To expect some sort of modern post-00's stenchcore sound would be a mistake asVR have a distinct UK 90's metallic hardcore punk feel on this record pervaded with strong old-school crust influences. I particularly enjoy the very direct punk-sounding production here which contrasts with the superheavy down-tuned sound of many contemporary bands in the crust game. Oddly - given the template - VR sound fresh. The vocals clearly point to 90's spiky hardcore and I would describe the crusty metal crusher mosh as punk-oriented (in an Extinction of Mankind-meet-Misery-in-1995 kind of way) rather than Bolt Thrower-worshipping. As hinted above, mid-90's Extinction of Mankind is the most relevant comparison in terms of apocalyptic metallic punk and VR's songwriting (especially their eery introduction and the nasty mid-paced moments) certainly owes a lot to the iconic local band. But as I pointed out, VR can also be seen as that hard-hitting political UK punk unit especially reminiscent of the mighty Substandard and Constant State of Terror and even bands like Fleas and Lice or Aus-Rotten can be brought to the table. This sounds effortlessly old-school and I am not saying that because the participants are
old experienced. The one thing bugging me about the songs is the song title "Linge d'arret" which literally means "Laundry line" in French. Did they mean "Ligne d'arrêt" which translates as "Stop line"? I mean, what kind of punks even do the laundry anyway?

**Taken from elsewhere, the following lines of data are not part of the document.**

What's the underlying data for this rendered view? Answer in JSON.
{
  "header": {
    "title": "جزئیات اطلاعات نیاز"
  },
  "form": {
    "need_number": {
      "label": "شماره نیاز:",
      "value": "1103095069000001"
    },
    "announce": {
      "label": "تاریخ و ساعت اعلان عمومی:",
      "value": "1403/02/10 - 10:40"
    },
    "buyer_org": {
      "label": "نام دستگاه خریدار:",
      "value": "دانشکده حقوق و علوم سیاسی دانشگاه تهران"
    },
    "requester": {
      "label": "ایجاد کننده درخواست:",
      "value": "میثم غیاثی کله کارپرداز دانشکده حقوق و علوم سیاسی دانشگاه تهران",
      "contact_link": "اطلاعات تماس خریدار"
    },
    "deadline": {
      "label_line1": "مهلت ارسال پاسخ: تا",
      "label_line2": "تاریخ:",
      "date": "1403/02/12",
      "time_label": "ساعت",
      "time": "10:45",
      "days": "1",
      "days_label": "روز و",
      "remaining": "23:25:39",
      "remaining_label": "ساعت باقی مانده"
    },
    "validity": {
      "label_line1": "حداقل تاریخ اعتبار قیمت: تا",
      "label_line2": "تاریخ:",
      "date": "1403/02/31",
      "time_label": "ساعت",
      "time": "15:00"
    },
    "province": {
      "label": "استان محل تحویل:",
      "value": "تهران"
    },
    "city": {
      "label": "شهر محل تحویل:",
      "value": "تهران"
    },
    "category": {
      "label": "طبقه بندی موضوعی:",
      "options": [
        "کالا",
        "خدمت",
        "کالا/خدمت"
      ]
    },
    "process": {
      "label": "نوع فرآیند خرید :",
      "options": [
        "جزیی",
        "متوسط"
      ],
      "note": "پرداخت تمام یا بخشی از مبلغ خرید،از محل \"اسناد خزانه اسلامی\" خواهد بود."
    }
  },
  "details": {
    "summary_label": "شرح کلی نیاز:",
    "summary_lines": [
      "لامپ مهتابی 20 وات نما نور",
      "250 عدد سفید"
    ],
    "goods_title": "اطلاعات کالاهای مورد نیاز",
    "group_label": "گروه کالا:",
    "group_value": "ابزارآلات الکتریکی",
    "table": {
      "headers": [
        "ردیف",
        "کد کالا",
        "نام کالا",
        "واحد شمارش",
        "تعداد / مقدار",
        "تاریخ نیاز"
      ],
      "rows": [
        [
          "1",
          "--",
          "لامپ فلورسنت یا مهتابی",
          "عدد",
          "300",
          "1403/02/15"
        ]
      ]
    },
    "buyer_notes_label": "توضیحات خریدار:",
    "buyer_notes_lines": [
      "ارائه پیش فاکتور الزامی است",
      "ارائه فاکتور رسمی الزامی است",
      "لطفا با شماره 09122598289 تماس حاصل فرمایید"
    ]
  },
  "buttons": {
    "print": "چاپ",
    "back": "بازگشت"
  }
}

VR then changed drummer with the arrival of Will from Warcoma and a second guitar player, Jay, also joined. Songs were recorded in 2015 for a split 10'' but the project unfortunately did not materialize. A further lineup change was needed and Keith and Beanhead replaced Will and Jay. The songs recorded for the aforementioned 10'' were finally released on a split cd with Chain of Dissent and let me tell you that they are brilliant, a bit more elaborate and well worth the attention of crust-lovers.